Come già quest’ultimo, El botón de nácar esplora le pagine più nere della storia cilena (tema caro al regista, che per la sua cinematografia di denuncia è stato detenuto nello stadio di Santiago dopo il golpe di Pinochet e poi costretto a lasciare il paese) attraverso l’uso degli elementi e di una costante giustapposizione di prospettive fra microcosmi infinitesimali come una goccia d’acqua e macrocosmi infiniti come l’universo stesso. Le sabbie roventi del deserto di Atacama lasciano però spazio alla cerulea maestosità della Patagonia, terra di ghiacci e della ventina di indigeni sopravvissuti allo sterminio da parte dei conquistadores britannici.
All’acqua Guzmán rivolge i suoi numerosi interrogativi esistenziali in un voice-over dai toni elegiaci da cui traboccano amore profondo per il paese e dolore acuto per le atrocità della Storia. L’acqua dà vita, assorbendo l’energia delle stelle; governa il piccolo e il terreno, dalla singola goccia al miracolo del corpo umano, e proietta nell’infinito del cosmo, offrendosi non solo alla Terra, ma anche ad altri corpi celesti; infine, l’acqua ricorda, restituendo memorie di popolazioni e persone desaparecidas.
Partendo dal bottone del titolo, incastrato in un pezzo di rotaia sul fondo del mare, e da un altro leggendario bottone, con cui i conquistadores acquistarono l’indigeno fuegino poi ribattezzato Jemmy Button, Guzmán si chiede perché il Cile non abbia saputo sfruttare la sua lunghissima costa e l’armonia perfetta che gli indigeni avevano costruito con l’acqua. La risposta è nel fil rouge di oppressione e repressione che porta dallo sterminio degli indigeni ai crimini della dittatura di Pinochet; un collegamento che ad alcuni è parso forzato, ma che in realtà non fa altro che raccontare due facce della stessa paura del diverso e dello stesso processo di obliterazione identitaria che accomuna i due grandi momenti bui del Cile, ma anche tante altre forme di violenza perpetrate in ogni parte del mondo.

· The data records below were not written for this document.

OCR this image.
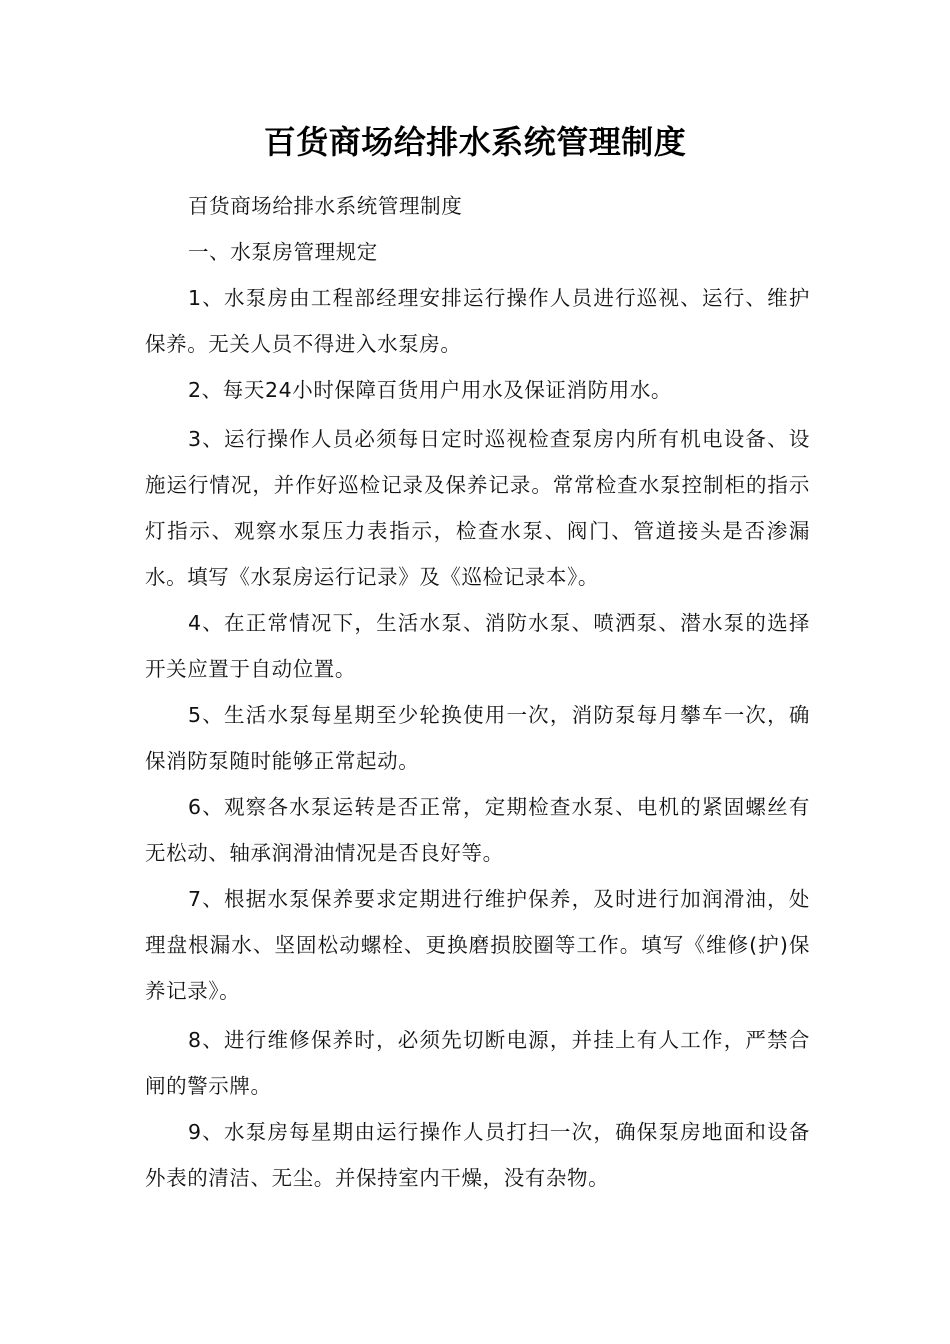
百货商场给排水系统管理制度

百货商场给排水系统管理制度

一、水泵房管理规定

1、水泵房由工程部经理安排运行操作人员进行巡视、运行、维护保养。无关人员不得进入水泵房。

2、每天24小时保障百货用户用水及保证消防用水。

3、运行操作人员必须每日定时巡视检查泵房内所有机电设备、设施运行情况，并作好巡检记录及保养记录。常常检查水泵控制柜的指示灯指示、观察水泵压力表指示，检查水泵、阀门、管道接头是否渗漏水。填写《水泵房运行记录》及《巡检记录本》。

4、在正常情况下，生活水泵、消防水泵、喷洒泵、潜水泵的选择开关应置于自动位置。

5、生活水泵每星期至少轮换使用一次，消防泵每月攀车一次，确保消防泵随时能够正常起动。

6、观察各水泵运转是否正常，定期检查水泵、电机的紧固螺丝有无松动、轴承润滑油情况是否良好等。

7、根据水泵保养要求定期进行维护保养，及时进行加润滑油，处理盘根漏水、坚固松动螺栓、更换磨损胶圈等工作。填写《维修(护)保养记录》。

8、进行维修保养时，必须先切断电源，并挂上有人工作，严禁合闸的警示牌。

9、水泵房每星期由运行操作人员打扫一次，确保泵房地面和设备外表的清洁、无尘。并保持室内干燥，没有杂物。
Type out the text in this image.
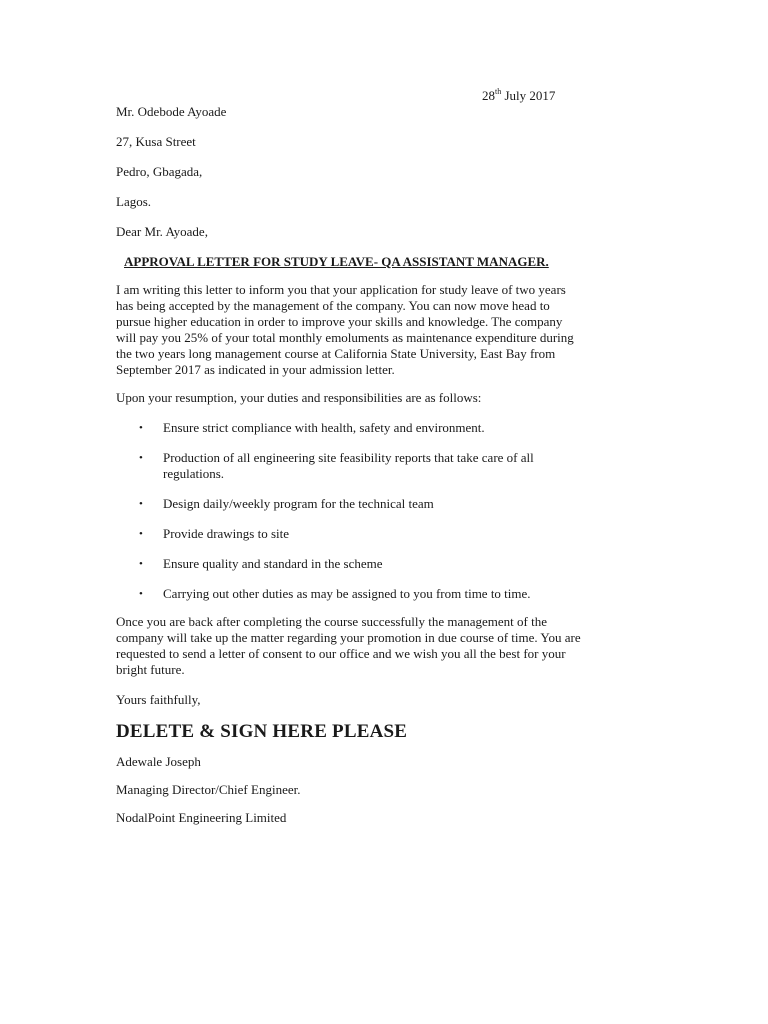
28th July 2017

Mr. Odebode Ayoade

27, Kusa Street

Pedro, Gbagada,

Lagos.

Dear Mr. Ayoade,

APPROVAL LETTER FOR STUDY LEAVE- QA ASSISTANT MANAGER.

I am writing this letter to inform you that your application for study leave of two years
has being accepted by the management of the company. You can now move head to
pursue higher education in order to improve your skills and knowledge. The company
will pay you 25% of your total monthly emoluments as maintenance expenditure during
the two years long management course at California State University, East Bay from
September 2017 as indicated in your admission letter.

Upon your resumption, your duties and responsibilities are as follows:

• Ensure strict compliance with health, safety and environment.
• Production of all engineering site feasibility reports that take care of all
regulations.
• Design daily/weekly program for the technical team
• Provide drawings to site
• Ensure quality and standard in the scheme
• Carrying out other duties as may be assigned to you from time to time.
Once you are back after completing the course successfully the management of the
company will take up the matter regarding your promotion in due course of time. You are
requested to send a letter of consent to our office and we wish you all the best for your
bright future.

Yours faithfully,

DELETE & SIGN HERE PLEASE

Adewale Joseph

Managing Director/Chief Engineer.

NodalPoint Engineering Limited
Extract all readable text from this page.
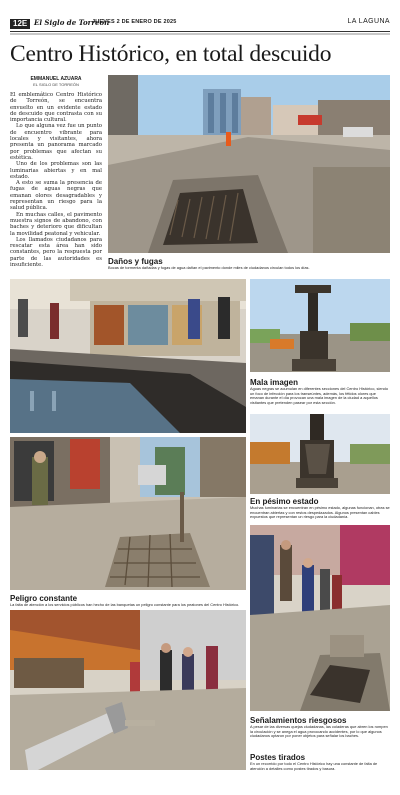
12E El Siglo de Torreón
JUEVES 2 DE ENERO DE 2025	LA LAGUNA
Centro Histórico, en total descuido
EMMANUEL AZUARA
EL SIGLO DE TORREÓN

El emblemático Centro Histórico de Torreón, se encuentra envuelto en un evidente estado de descuido que contrasta con su importancia cultural.

Lo que alguna vez fue un punto de encuentro vibrante para locales y visitantes, ahora presenta un panorama marcado por problemas que afectan su estética.

Uno de los problemas son las luminarias abiertas y en mal estado.

A esto se suma la presencia de fugas de aguas negras que emanan olores desagradables y representan un riesgo para la salud pública.

En muchas calles, el pavimento muestra signos de abandono, con baches y deterioro que dificultan la movilidad peatonal y vehicular.

Los llamados ciudadanos para rescatar esta área han sido constantes, pero la respuesta por parte de las autoridades es insuficiente.	Daños y fugas
Bocas de tormenta dañadas y fugas de agua dañan el pavimento donde miles de ciudadanos circulan todos los días.
Mala imagen
Aguas negras se acumulan en diferentes secciones del Centro Histórico, siendo un foco de infección para los transeúntes, además, los fétidos olores que emanan durante el día provocan una mala imagen de la ciudad a aquellos visitantes que pretenden pasear por esta sección.
En pésimo estado
Muchas luminarias se encuentran en pésimo estado, algunas funcionan, otras se encuentran abiertas y con restos despedazados. Algunos presentan cables expuestos que representan un riesgo para la ciudadanía.
Señalamientos riesgosos
A pesar de las diversas quejas ciudadanas, las coladeras que abren los rompen la circulación y se anega el agua provocando accidentes, por lo que algunos ciudadanos optaron por poner objetos para señalar los baches.
Peligro constante
La falta de atención a los servicios públicos han hecho de las banquetas un peligro constante para los peatones del Centro Histórico.
Postes tirados
En un recorrido por todo el Centro Histórico hay una constante de falta de atención a detalles como postes tirados y basura.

Guzmán miscela sapientemente la precisione e l’oggettività del documentario con il proprio lirismo innato, coinvolgente e avvolgente, riuscendo al contempo a far luce sul genocidio degli indigeni (illuminanti e intense le testimonianze dei pochissimi discendenti, soprattutto quella della kawashkar Gabriela, che insegna alcune parole nella sua lingua per poi bloccarsi sull’intraducibile “Dios”) e a sublimare la crudeltà in un trionfo di immagini mozzafiato con connotazioni alla Malick che seducono e costringono a riflettere sul rapporto fra l’uomo, la sua terra e l’intero universo.